« Poussez pas ! »
L’homme à la casquette grise héla derrière lui. La foule était compacte et massive. Plus de 700 hommes et femmes étaient venus se bousculer au tribunal pour pouvoir apercevoir un petit bout de figure de la légende de ces six derniers mois. La houle dense formée par toute la masse de ces corps impatients était contenue avec peine par les policiers en capote du commissaire Moulaga qui chapeautait cette petite armée de gardiens de la paix. Une vague plus grosse encore battit violemment les portes du tribunal et déversa à l’intérieur une gros bloc de foule, débordant totalement les bras impuissants des hommes en noirs.
Fernand Berthelot n’en menait pas large. Il était la cause de tout ce tracas et n’avait pas réalisé jusque là ce que ses petits dards avait soulevé de colère et de désir de vengeance. Pour lui, il n’avait fait que son devoir : débarrasser de la terre les êtres les plus néfastes de la société, ceux qui, selon lui, étaient un danger pour leurs contemporains. Pas des meurtriers, non, pas des tueurs en série, pas des riches magnats qui oppressaient les ouvriers, pas de voleurs, pas des escrocs, pas des faussaires non plus, rien de tout cela !
Ceux qu’il visait du bout de sa sarbacane étaient bien pire que cela, selon lui. Il les voyait comme un virus invisible ourdissant la destruction au cœur de la société, bien pire que les maux humains les plus hauts, la peste ou la guerre. Ils étaient bien pires qu’une mauvaise idée révolutionnaire dont l’exhalaison pouvait contaminer les esprits en un tour de main. Bien pire qu’une moralité séditieuse qui corrompait les bonne mœurs. Ou pire encore que de la perversion sexuelle.
Le mal, selon lui, était dans les artistes. Dans ceux qui avaient de l’imagination. Dans ceux qui, avec leur pinceau, leur plume ou leur instrument de musique, extrayaient la soi-disant beauté du monde. Dans ceux qui allaient chercher sous la croûte des apparences la réalité laide ou belle de la vie. Ils étaient, pour lui, pis que tout, pis que la plus primitives des peuplades primitives, pis que les insectes les plus répugnants, pis que des parasites toxiques qui déformaient le jugement et rendaient les hommes aveugles et faibles. L’art, selon lui, ne servaient que les intérêts d’un démon niché au sommet de la terre dont le but unique était la destruction de la civilisation et de la race humaine. Dans ces êtres inutiles, il ne voyait que vanité, orgueil, tentative ridicule de cerner le merveilleux ou de pénétrer à l’intérieur des âmes pour en faire ressortir les tréfonds les plus putrides. En cela, ils étaient les ennemis les plus dangereux de l’espèce humaine, et lui, lui, Fernand Berthelot s’était vu assigné un devoir, une mission qui s’étaient révélés dans l’assemblage du fuseau et de la flèche de la sarbacane. Cela lui avait semblait évident dès le premier jour, dès qu’il avait mis la main sur cet instrument de Dieu. Il en avait immédiatement saisi le rôle et il comprit que c’était lui qui était désigné pour accomplir la volonté du tout-puissant. Mais un dard n’était rien sans le poison, le suc divin, qui allait abattre la main du Seigneur sur ces âmes putrides et les envoyer dans les flammes de l’enfer.
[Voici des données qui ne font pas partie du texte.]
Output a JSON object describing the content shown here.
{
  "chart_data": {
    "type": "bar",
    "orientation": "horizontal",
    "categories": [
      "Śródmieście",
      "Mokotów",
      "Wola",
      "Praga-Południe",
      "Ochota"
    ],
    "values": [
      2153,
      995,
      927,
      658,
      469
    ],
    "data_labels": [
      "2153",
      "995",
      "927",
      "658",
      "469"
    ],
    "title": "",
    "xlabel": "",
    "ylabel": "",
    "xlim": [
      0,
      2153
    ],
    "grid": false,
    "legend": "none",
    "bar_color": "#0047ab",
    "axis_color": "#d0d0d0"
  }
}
Ce fut ce docteur qui lui en donna la clé. Ce bon docteur dont les mœurs et les apparences cochaient toutes les cases du citoyen modèle, mais dont une haine refoulée inextinguible pour un monde dans lequel il ne voyait que pourriture et décadence trouva en l’esprit étriqué de Fernand Berthelot la main qui châtierait les fossoyeur de la France et de sa grandeur. Il ne lui fallut pas beaucoup d’inventivité pour persuader ce faible homme, perdu dans les ténèbres brumeux de son esprit malingre et débile, d’accomplir la volonté supérieure du Seigneur, car, oui, c’était bien Lui qui commandait au docteur, et par la même, commandait à Fernand Berthelot.